Wild boars (Sus scrofa) loaded with dangerous quantities of cesium 137 have been turning up in tests conducted in central Sweden. Some specimens have been found carrying levels as high as 16,000 becquerels of radioactivity per kilogram of meat — an amount ten times higher than the set safety threshold in that country.
Boar meat is very popular throughout Europe and is used in many goulashes and stews. Boar is even considered a delicacy in multiple locations.
“Hunters won’t shoot the animals,” explained Calluna consultant Ulf Frykman, to Fox News. “When you see 16,000 [Bq/kg], people get worried.”
Wild pigs are about as far apart in their feeding behaviors from a koala bear as you can get. While a koala lives almost exclusively on a diet of eucalyptus leaves taken high in the trees, wild boars and feral pigs will eat just about anything — most of which is foraged from the ground where isotopes can remain in heavy concentrations. Additionally, wild boars like to feast on truffles, false truffles and other mushrooms known to readily absorb radiation.
“The cesium stays in the ground,” Frykman told Fox News. “It’s not a problem for moose and deer anymore who eat higher up, from bushes.”
Nuclear Hogs: A Problem Throughout Europe
It’s not only Sweden that is experiencing problems with nuclear hogs. Last winter in the Sumava mountain region, an area shared by Germany, the Czech Republic and Austria, a spike in radioactive boars was observed after an unusually cold and snowy winter forced the animals there to resort to a diet of false truffles — bio-concentrating radioactivity upward into the wild swine.
Germany has been hampered by radioactive boar problems for years. In many regions, all boar meat must be tested for radioactivity with the government being forced by regulations to buy all contaminated meat from the hunters who harvest it. There are also widespread reports in Germany of these contaminated animals attacking people.

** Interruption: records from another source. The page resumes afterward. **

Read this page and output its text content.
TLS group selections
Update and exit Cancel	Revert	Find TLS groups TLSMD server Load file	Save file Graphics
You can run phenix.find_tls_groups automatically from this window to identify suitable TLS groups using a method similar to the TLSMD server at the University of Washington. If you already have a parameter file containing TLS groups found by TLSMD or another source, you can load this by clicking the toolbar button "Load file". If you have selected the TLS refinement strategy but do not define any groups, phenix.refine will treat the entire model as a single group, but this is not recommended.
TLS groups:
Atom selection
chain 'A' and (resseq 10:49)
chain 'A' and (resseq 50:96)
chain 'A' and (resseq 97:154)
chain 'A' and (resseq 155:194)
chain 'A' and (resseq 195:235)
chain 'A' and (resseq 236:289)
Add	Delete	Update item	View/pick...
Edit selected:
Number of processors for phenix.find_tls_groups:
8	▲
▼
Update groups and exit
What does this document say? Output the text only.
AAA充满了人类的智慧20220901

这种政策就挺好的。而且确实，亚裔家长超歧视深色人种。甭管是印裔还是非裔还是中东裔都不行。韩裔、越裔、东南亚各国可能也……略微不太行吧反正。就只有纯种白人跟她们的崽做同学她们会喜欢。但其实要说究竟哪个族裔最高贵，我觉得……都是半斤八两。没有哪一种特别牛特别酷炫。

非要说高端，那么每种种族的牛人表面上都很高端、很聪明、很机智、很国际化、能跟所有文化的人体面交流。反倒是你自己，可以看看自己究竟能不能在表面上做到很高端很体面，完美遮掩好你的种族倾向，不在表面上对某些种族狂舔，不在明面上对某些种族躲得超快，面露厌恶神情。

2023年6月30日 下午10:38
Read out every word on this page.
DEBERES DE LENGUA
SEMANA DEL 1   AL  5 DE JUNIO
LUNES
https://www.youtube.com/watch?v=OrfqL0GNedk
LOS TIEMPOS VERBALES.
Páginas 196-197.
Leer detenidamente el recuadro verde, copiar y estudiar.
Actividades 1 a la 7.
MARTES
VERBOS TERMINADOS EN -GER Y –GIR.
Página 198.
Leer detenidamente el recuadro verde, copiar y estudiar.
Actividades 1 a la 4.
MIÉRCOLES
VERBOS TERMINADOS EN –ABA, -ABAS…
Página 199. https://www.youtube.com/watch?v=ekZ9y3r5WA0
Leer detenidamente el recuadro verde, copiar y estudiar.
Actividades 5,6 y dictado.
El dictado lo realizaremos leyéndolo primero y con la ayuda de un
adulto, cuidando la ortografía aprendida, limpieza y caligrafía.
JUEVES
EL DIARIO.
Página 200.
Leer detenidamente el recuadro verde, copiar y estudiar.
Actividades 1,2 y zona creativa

Radioactive Wild Boars Running Amok Around Fukushima Too
Earlier this year, Fukushima Prefecture in Japan underwent a radioactive wild boar crisis after hundreds of specimens moved down from the mountains into contaminated and largely deserted areas around the crippled Fukushima Daiichi power plant. Reports from the ground described aggressive behavior where boars would “stalk” and even attack people.